4. En deuxième lieu, M. C soutient que la ministre n'a pas précisé le déroulement de la procédure interne de licenciement dans sa décision en litige. Toutefois, il résulte des termes mêmes de la décision du 7 juillet 2021 que l'autorité administrative a précisé les éléments de droit et les circonstances de fait qui ont fondé la décision autorisant le licenciement de M. C pour motif disciplinaire. En outre, contrairement à ce que soutient le requérant, et eu égard à l'absence d'irrégularité concernant la procédure interne de licenciement suivie par la société Alliade Habitat, la ministre n'avait pas à décrire, dans sa décision attaquée, l'ensemble de cette procédure. Par suite, le moyen tiré de l'insuffisante motivation, sur ce point, de la décision autorisant le licenciement doit être écarté. Au surplus, il ne ressort pas davantage des pièces versées au dossier que la ministre aurait omis d'examiner la procédure interne de licenciement diligentée par l'employeur.

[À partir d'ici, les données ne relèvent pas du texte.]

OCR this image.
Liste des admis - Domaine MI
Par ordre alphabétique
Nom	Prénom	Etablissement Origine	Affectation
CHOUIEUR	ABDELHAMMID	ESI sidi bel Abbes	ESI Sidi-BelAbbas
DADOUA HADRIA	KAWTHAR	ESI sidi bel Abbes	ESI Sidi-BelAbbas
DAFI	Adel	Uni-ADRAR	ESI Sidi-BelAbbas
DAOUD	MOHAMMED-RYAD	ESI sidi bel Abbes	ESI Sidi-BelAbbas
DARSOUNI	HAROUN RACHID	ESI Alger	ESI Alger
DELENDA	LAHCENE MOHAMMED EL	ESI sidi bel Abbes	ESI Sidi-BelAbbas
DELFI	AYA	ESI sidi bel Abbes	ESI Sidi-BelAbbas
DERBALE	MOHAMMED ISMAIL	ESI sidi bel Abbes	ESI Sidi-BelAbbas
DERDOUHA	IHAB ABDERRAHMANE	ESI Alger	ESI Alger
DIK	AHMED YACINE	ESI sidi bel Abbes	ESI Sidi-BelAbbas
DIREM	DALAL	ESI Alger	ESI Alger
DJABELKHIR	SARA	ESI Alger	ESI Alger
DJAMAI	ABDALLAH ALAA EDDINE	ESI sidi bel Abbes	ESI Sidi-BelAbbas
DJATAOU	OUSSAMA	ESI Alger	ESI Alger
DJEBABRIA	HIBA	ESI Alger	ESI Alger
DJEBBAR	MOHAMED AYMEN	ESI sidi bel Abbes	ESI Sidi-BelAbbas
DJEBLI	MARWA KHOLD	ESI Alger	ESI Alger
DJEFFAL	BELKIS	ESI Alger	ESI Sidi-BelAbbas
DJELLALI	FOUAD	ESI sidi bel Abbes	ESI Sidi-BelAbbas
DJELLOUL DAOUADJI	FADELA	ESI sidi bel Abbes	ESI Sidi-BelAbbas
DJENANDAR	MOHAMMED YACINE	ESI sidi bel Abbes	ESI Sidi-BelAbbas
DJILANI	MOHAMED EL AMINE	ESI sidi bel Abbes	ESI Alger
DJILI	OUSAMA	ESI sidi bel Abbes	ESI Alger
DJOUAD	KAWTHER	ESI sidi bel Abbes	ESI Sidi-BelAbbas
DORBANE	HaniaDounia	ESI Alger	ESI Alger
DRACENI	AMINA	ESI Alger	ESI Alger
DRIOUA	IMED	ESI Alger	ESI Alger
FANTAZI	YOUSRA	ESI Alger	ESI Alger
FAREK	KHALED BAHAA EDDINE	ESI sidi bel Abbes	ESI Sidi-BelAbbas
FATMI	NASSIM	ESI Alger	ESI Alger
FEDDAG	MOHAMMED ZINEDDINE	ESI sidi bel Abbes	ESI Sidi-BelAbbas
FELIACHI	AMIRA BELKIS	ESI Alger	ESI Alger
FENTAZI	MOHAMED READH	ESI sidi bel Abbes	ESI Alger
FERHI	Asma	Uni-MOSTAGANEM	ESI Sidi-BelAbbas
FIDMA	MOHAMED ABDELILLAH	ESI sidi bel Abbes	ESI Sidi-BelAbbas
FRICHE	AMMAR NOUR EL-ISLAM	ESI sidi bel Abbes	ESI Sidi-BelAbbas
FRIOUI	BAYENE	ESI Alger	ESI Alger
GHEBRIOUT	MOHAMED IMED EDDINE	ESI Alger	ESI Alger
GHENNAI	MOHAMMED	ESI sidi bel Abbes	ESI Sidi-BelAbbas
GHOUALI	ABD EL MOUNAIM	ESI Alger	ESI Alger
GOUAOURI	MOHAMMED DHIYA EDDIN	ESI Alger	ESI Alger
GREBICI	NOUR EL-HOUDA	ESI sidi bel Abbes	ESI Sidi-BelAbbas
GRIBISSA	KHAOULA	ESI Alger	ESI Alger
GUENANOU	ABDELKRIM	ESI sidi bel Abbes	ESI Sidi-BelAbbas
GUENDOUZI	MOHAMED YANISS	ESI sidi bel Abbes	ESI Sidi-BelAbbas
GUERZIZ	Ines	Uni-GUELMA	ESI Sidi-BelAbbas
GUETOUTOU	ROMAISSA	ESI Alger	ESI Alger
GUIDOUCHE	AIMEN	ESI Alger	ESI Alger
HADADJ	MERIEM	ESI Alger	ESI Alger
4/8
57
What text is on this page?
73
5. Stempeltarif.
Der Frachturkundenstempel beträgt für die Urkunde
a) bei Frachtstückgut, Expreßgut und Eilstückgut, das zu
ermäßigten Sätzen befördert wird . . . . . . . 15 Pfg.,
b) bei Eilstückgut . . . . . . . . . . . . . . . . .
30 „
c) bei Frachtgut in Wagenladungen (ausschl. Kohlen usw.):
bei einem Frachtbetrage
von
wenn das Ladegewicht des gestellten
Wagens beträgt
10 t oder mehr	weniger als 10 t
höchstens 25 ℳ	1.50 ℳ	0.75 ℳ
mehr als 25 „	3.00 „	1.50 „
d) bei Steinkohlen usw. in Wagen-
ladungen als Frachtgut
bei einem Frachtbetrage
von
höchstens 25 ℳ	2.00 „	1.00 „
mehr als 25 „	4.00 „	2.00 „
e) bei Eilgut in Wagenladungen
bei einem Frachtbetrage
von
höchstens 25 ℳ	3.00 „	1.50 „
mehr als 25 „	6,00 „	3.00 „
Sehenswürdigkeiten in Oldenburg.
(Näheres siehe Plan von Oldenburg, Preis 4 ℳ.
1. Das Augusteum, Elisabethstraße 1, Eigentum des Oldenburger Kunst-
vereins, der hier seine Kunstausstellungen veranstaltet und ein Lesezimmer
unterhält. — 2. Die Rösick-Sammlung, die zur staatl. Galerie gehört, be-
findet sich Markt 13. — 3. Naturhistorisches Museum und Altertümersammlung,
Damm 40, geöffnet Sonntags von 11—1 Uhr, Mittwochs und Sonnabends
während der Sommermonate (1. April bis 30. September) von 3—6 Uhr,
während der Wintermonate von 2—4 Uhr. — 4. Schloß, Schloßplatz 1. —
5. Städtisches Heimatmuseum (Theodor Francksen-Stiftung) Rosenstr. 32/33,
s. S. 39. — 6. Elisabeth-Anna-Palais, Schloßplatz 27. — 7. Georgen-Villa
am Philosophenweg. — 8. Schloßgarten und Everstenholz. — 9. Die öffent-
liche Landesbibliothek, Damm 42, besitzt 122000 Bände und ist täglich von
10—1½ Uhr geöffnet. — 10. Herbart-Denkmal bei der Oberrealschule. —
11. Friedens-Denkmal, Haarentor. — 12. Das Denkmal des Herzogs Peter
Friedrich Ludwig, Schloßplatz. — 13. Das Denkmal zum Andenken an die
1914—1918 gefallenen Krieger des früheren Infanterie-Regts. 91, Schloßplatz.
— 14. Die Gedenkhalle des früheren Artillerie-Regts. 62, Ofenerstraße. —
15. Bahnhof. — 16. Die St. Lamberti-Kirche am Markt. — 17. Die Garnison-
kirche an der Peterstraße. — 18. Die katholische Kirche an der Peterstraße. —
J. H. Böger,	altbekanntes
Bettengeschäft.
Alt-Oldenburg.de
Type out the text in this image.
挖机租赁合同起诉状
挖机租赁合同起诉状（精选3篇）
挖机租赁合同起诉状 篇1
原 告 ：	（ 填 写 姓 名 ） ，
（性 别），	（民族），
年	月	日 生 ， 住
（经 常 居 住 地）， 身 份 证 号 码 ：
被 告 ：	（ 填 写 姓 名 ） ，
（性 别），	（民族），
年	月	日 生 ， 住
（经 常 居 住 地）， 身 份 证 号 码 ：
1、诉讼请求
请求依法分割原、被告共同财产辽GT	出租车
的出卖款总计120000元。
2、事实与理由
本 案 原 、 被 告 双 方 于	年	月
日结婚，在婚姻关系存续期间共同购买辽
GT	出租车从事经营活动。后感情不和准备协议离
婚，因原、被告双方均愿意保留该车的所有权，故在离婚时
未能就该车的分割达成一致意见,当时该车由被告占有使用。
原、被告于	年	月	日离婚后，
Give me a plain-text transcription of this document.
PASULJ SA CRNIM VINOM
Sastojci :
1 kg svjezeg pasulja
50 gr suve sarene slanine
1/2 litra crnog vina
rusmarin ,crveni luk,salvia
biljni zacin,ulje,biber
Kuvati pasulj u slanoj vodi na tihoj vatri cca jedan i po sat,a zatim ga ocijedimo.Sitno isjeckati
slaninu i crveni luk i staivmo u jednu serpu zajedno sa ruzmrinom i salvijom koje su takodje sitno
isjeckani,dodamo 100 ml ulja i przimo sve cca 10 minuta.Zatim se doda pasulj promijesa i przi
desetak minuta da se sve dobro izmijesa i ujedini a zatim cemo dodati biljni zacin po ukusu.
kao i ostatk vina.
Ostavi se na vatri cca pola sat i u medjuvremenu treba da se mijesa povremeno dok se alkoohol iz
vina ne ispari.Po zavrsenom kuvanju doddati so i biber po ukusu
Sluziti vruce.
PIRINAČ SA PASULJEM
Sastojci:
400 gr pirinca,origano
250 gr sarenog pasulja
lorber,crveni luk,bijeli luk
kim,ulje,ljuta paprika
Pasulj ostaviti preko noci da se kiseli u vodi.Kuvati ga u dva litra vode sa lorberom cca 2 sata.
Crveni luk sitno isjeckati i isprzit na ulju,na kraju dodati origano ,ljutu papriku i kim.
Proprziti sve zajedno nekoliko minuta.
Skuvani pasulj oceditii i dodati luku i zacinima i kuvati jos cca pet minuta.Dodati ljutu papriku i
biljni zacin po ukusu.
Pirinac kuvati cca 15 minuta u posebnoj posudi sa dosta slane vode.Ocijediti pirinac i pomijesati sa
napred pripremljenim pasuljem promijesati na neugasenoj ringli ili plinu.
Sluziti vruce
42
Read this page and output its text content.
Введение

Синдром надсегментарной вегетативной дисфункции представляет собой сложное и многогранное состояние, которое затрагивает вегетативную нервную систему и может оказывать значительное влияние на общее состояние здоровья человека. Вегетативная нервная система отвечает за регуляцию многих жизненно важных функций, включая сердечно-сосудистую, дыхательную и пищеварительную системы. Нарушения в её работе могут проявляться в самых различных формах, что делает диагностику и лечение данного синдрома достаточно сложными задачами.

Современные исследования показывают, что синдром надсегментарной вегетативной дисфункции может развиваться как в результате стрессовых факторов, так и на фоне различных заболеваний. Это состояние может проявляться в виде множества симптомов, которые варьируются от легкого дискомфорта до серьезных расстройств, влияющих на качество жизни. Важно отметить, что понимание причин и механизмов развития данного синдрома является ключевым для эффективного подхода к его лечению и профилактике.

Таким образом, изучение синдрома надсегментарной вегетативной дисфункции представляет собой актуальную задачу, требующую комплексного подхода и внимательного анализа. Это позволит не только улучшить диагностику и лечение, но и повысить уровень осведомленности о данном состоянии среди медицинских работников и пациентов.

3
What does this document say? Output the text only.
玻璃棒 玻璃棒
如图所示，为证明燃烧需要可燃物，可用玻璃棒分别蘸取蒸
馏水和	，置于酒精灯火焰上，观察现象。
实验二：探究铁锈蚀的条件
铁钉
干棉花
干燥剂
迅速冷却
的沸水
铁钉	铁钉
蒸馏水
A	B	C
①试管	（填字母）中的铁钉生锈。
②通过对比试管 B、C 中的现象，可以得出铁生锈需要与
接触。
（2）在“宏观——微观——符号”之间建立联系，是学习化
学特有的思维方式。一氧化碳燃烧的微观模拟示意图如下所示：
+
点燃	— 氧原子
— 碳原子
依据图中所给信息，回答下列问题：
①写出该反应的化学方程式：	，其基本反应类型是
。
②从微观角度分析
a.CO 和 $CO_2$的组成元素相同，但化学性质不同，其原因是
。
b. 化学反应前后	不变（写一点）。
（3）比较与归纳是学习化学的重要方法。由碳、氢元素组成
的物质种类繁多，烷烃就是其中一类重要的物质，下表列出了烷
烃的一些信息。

5. En troisième lieu, aux termes de l'article L. 1332-4 du code du travail : " Aucun fait fautif ne peut donner lieu à lui seul à l'engagement de poursuites disciplinaires au-delà d'un délai de deux mois à compter du jour où l'employeur en a eu connaissance, à moins que ce fait ait donné lieu dans le même délai à l'exercice de poursuites pénales ". Il résulte de ces dispositions, d'une part, que ce délai commence à courir lorsque l'employeur a une pleine connaissance de la réalité, de la nature et de l'ampleur des faits reprochés au salarié protégé et, d'autre part, que lorsque les faits reprochés caractérisent un comportement fautif continu, ou réitéré du salarié, le point de départ du délai de deux mois correspond à la date du dernier manquement constaté par l'employeur.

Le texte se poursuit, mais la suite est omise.